Pourquoi ? Parce qu’une réalité complexe est dialogique, c’est-à-dire qu’elle est constituée de logiques différentes et ne peut être réduite à aucune d’elles sans être dénaturée. Par ailleurs, ces logiques sont à la fois complémentaires et antagonistes. Au cœur de la complexité, il y a l’idée du Yin & Yang.
Les 5 facettes de la complexité des entreprises
La société est complexe, notre nouveau président de la République l’a parfaitement compris. Mais les entreprises le sont également. Pour relever les défis qui s’imposent à elles, leurs dirigeants ne doivent pas seulement être capables de libérer les énergies créatrices et faire preuve d’agilité pour s’adapter à des évolutions peu prévisibles. Ils doivent aussi produire de la cohérence pour donner des repères et du sens, faire des économies d’échelle pour diminuer les coûts unitaires de production, garantir le respect des normes et l’atteinte des standards de qualité et de sécurité…
Les dirigeants ne sont plus face à de simples alternatives. Ce qui caractérise l’entrée dans le XXIème siècle, c’est le passage du monde du OU au monde du ET. Il ne s’agit plus de jouer l’innovation ou l’efficience, la rapidité ou la fiabilité, la conformité ou la flexibilité, la cohérence globale ou la réactivité locale… mais tout cela en même temps. Les dirigeants doivent acquérir une capacité fondamentale : faire simultanément plusieurs choses à la fois complémentaires et antagonistes. C’est-à-dire penser de manière dialogique pour faire face à la complexité.
Pour faire passer leur entreprise du monde du OU au monde du ET, les dirigeants doivent relever cinq grands défis :
- Un défi philosophique ;
- Un défi politique ;
- Un défi stratégique ;
- Un défi organisationnel ;
- Un défi managérial.
Transformation ET organisation : le défi philosophique
Longtemps, l’un des principaux problèmes de la conduite du changement a résidé dans la capacité des entreprises à continuer d’assurer leur production pendant la durée du changement : « pendant les travaux, la vente continue ». Aujourd’hui, compte tenu de l’accélération des changements et de la complexification des environnements, les travaux sont devenus permanents.
Du coup, les entreprises ne peuvent plus s’organiser, puis se transformer pour s’organiser autrement.

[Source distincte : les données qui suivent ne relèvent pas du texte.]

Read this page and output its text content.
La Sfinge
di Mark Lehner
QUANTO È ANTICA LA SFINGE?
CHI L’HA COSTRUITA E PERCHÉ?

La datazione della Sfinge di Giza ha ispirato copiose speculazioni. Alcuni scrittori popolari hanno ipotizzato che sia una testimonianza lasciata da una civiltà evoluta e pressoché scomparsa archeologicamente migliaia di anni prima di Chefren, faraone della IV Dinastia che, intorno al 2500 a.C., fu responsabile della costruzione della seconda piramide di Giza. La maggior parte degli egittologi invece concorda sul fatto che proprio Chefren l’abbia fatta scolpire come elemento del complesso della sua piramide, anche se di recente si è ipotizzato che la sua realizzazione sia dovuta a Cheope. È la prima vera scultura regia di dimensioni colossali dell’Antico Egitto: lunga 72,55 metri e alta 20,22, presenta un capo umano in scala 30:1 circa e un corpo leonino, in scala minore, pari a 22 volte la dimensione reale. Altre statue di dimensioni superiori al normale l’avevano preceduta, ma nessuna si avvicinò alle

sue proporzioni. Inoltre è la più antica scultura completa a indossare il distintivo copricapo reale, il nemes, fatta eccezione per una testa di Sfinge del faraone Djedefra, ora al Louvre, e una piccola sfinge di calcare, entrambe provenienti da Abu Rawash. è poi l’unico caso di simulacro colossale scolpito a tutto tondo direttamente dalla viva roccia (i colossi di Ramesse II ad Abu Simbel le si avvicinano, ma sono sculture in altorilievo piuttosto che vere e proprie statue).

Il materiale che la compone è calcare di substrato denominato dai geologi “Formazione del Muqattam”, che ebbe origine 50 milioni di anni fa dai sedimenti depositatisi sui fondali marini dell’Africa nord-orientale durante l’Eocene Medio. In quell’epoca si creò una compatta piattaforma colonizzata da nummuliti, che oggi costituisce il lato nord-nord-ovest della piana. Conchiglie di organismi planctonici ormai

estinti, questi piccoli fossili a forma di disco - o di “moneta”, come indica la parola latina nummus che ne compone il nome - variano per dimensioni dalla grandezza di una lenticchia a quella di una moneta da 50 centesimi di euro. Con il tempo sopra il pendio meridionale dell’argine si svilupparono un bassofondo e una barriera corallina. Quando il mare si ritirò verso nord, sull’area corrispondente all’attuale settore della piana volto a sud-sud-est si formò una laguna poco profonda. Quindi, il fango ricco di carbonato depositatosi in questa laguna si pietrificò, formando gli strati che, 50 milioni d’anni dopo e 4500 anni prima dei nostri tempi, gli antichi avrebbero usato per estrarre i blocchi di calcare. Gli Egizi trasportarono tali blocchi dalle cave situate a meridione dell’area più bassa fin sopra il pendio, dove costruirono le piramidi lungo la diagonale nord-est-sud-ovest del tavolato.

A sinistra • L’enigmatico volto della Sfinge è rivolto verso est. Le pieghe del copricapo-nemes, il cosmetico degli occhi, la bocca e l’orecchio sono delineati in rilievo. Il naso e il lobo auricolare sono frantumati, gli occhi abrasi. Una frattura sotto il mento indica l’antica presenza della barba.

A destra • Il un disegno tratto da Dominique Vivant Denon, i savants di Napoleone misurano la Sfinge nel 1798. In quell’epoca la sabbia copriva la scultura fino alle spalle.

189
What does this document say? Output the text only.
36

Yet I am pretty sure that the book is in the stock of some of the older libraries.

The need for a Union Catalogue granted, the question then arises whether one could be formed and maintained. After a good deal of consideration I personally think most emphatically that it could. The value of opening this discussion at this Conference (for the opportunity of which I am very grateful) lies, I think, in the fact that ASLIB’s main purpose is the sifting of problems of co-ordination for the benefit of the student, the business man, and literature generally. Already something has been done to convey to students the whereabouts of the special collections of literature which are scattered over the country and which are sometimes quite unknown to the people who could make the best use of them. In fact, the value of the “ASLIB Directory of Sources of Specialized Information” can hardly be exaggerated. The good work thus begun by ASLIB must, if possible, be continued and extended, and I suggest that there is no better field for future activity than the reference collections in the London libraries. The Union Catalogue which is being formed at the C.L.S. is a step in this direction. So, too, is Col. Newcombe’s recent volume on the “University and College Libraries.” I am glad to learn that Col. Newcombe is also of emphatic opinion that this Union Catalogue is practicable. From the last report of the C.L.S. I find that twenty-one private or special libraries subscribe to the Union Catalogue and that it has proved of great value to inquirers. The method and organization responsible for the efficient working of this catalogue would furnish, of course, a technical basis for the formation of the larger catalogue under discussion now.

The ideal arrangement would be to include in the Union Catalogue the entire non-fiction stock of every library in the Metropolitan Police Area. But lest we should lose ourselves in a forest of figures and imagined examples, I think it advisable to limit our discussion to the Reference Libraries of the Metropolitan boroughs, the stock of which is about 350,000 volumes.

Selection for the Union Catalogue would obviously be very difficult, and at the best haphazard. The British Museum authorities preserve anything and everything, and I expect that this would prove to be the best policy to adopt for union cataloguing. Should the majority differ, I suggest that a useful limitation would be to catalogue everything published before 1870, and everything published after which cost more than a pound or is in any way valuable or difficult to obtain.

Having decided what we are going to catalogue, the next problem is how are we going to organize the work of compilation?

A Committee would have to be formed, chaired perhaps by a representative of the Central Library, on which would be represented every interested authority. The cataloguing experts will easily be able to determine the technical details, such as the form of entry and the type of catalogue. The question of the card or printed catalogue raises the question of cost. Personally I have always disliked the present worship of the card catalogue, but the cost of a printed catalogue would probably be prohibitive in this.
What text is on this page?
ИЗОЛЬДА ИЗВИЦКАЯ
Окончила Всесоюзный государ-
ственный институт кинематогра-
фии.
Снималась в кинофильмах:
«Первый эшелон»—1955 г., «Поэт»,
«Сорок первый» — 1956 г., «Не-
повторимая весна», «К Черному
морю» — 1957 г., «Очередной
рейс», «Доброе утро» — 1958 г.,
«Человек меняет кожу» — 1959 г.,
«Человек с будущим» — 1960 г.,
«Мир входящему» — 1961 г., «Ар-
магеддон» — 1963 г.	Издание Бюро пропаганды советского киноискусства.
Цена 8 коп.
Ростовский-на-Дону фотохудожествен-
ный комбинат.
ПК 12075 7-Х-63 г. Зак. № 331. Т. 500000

Il leur faut, au contraire, s’organiser et se transformer simultanément en continu. La transformation n’est plus un épisode temporaire délimité dans le temps avec un début et une fin, mais un processus permanent et continu. Cela n’est possible qu’en ré-envisageant la relation entre l’organisation et sa transformation. Elles ne peuvent plus être disjointes. Il faut, au contraire, les penser comme les deux faces d’une même pièce.
Dans mon dernier ouvrage « Transformer son organisation » paru chez Maxima, je propose 6 clés (reprises dans un billet précédent) pour repenser la relation entre l’organisation et la transformation et, ainsi, faire de cette dernière un processus permanent et continu.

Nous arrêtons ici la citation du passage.